A lightweight bundle of Higher-Order Components (HOCs) for React, in the vein of recompose.

Downloads

17

Readme

hawks

A lightweight, cherry-pickable bundle of Higher-Order Components (HOCs) for React, in the vein of Recompose.

Notes

/lib cherry-picking convention

All hawks components are cherry-pickable with import Component from 'hawks/lib/component'.

Pure by default

Most components produced by hawks are "pure-by-default", which is to say they inherit from React.PureComponent and will only render if they receive new props or state.

Components

withConstProps

withConstProps(
  propMap: (initialProps) => {
    [constPropName: string]: [value: any]
		...
  },
): HigherOrderComponent

Like withProps, except the props are created once at component initialization time, and never change throughout the component's lifecycle.

withConstHandlers

withConstHandlers(
  handlers: {
    [constPropName: string]: [handler: function(props, ...args)]
		...
  }
): HigherOrderComponent

recompose's withHandlers implementation regenerates the handlers whenever the incoming props change, largely defeating the performance optimizations that withHandlers is supposed to provide when used with pure rendering.

withConstHandlers generates truly-constant handler functions that never change throughout the component lifecycle. Instead of obtaining props from an ever-changing closure, the handler function is passed the props at the time of handler execution as its first argument. The remaining arguments from the called handler are spread to the inner handler as well.

withPropsFromObservables

withPropsFromObservables(
  propsToObservableMap: (initialProps) => {
    [valuePropName: string]: [observable: Observable]
		...
  },
  shouldUpdate?: (nextProps, currentProps) => boolean
): HigherOrderComponent

Given a function mapping props to an observable map, merges corresponding props into the subcomponent's props (as in withProps) with the current value of each observable. The observables are watched for changes and the subcomponent is rerendered with new props in realtime.
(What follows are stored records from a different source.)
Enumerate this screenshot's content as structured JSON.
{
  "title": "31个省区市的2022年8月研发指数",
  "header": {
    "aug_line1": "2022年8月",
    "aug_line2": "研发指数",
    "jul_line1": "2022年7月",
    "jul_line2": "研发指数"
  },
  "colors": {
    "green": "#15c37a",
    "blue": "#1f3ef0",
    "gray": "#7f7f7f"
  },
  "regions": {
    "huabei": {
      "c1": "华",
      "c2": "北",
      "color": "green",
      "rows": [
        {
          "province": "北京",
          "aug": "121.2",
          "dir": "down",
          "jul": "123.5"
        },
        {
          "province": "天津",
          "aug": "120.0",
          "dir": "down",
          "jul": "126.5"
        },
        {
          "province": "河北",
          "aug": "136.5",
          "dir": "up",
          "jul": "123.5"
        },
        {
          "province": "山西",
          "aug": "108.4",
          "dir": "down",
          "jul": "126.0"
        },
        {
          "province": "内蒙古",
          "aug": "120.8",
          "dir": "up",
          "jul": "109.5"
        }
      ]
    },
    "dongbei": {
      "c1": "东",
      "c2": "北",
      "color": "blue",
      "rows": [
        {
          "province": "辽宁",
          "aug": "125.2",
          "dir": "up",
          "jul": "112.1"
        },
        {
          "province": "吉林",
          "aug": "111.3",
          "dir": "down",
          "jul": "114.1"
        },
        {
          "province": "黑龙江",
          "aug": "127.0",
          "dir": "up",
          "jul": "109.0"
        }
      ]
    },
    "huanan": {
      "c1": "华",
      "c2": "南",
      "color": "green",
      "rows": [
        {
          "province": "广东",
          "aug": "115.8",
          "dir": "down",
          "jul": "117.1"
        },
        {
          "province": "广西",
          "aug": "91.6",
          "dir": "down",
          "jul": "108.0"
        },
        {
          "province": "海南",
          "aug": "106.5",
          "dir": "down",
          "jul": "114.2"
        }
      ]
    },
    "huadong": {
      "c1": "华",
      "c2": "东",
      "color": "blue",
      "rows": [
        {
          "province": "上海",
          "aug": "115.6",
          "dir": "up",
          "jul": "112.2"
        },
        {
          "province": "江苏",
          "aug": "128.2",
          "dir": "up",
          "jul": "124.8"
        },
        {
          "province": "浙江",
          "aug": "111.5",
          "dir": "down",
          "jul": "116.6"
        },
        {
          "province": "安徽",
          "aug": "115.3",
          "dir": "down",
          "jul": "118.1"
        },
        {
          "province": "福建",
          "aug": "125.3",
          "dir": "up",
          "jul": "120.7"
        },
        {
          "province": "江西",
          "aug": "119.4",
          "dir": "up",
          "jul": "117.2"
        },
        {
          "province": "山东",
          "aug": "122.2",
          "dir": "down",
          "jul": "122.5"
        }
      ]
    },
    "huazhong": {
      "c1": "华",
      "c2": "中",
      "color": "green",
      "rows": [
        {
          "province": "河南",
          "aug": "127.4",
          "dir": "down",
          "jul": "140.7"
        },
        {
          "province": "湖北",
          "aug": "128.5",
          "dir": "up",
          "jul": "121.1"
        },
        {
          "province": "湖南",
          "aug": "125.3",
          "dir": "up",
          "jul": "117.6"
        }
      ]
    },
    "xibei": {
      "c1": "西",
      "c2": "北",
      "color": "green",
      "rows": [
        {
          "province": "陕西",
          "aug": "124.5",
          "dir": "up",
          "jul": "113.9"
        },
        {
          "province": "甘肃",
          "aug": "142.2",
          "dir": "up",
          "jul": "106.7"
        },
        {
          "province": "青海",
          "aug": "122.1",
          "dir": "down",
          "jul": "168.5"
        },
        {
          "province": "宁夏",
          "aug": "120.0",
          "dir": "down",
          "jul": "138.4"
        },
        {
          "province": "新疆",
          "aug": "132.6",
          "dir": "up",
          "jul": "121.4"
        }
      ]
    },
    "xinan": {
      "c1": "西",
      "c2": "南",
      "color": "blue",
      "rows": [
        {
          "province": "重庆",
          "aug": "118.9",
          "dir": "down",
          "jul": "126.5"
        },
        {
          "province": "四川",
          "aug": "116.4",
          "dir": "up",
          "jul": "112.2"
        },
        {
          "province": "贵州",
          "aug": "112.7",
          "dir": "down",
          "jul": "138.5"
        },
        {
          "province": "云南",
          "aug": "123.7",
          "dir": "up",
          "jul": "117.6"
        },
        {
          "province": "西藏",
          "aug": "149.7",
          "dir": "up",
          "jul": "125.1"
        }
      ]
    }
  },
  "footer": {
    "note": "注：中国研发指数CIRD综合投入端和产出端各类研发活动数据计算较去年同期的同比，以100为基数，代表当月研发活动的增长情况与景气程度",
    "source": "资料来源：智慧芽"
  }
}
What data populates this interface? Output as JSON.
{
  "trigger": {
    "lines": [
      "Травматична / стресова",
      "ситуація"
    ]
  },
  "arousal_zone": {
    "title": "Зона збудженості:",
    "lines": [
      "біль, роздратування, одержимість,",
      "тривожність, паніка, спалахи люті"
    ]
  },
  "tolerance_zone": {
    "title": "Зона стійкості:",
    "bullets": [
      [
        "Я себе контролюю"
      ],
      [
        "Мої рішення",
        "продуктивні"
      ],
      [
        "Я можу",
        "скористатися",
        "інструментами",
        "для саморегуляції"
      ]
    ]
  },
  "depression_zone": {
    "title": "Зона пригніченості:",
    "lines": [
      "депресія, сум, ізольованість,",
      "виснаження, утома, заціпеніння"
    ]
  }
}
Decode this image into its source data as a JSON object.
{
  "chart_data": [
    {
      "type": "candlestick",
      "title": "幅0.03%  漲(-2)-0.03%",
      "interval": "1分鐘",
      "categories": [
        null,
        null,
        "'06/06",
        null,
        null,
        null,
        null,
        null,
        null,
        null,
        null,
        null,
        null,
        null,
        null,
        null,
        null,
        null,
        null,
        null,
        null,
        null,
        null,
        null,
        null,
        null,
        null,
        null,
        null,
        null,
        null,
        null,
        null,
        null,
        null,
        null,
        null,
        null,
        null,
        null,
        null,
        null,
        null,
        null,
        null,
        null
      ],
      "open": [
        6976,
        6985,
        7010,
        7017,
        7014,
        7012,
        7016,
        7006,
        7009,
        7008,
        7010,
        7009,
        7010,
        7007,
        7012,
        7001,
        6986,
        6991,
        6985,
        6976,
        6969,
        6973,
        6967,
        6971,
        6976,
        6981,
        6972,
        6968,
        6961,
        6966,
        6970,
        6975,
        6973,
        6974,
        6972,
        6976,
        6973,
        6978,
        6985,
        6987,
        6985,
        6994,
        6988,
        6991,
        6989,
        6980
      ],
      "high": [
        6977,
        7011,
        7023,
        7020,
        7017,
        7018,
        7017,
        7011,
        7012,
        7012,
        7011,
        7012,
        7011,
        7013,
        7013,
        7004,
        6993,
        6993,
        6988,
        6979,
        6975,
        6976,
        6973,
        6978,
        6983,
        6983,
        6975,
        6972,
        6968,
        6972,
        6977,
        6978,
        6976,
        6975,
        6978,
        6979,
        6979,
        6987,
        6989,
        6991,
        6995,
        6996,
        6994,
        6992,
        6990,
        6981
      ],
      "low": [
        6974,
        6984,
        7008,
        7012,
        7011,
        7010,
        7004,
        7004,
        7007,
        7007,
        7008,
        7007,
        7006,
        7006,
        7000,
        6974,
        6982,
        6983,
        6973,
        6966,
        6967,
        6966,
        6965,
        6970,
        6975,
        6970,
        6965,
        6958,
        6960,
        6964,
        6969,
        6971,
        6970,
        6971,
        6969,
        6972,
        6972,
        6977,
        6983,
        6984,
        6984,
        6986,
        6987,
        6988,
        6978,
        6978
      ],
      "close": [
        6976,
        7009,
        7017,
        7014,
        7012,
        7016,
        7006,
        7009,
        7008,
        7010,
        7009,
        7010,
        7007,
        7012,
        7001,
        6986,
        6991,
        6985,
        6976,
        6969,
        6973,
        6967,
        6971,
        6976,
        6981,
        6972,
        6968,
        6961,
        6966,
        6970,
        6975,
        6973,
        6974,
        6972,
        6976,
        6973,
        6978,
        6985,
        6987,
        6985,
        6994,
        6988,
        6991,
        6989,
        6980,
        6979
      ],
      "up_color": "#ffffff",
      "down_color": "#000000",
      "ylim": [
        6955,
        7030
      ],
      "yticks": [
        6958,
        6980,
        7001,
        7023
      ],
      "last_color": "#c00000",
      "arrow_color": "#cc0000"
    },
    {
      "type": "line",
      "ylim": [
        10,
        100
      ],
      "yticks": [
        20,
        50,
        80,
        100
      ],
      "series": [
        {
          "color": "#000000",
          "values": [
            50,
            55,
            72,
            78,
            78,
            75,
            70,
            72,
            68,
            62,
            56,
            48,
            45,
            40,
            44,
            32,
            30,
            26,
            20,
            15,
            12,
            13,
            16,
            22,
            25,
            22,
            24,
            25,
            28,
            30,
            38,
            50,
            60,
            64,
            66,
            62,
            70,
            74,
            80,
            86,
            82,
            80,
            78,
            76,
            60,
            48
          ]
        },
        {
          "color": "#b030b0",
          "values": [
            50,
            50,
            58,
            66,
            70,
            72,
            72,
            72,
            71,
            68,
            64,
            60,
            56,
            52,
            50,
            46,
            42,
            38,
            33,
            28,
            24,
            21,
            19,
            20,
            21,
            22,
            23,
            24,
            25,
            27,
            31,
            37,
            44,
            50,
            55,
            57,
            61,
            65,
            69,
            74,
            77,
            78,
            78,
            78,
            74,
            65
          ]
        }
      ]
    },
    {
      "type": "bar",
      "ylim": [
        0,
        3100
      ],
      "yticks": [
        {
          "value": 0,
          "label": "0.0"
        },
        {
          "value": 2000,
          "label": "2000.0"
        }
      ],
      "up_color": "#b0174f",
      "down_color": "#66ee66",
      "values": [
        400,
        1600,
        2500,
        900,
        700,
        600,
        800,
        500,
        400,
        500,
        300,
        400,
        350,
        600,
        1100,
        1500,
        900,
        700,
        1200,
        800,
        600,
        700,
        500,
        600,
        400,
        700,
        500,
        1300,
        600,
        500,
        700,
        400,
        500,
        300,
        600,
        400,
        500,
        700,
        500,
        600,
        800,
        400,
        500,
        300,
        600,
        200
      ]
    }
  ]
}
The propsToObservableMap function receives the props of the upstream components and must produce an object of the form { propName: Observable, ...} with each named property receiving the current value of the corresponding observable.

By default, propsToObservableMap will be called every time the props change and the resulting observable map will be diffed against the previous one, with observables being (un)subscribed as needed. If the optional shouldUpdate function is provided, the propsToObservableMap will only be called, and the internal observable state will only be updated, if the shouldUpdate returns a truthy value upon receiving new props.

withRouterLink

withRouterLink(
  eventName: string (default 'onClick'),
  routerAction: string (default: 'push')
): HigherOrderComponent

NB: This component is for use with the react-router withRouter HOC, which must precede it in the compose() chain. This library does not depend on react-router nor enforce the presence of the HOC; you must do this yourself.

Creates an event handler on the wrapped component which will cause a react-router transition when called. By default, the onClick event handler is provided, and the router state is pushed when the handler fires. This component will also add an active prop to the wrapped component, according as the router's current path matches the path this component links to.

You may pass the standard react-router props to the outer component: to for URL, query, hash, and state for parameter-passing, and onlyActiveOnIndex to mask out route wildcards.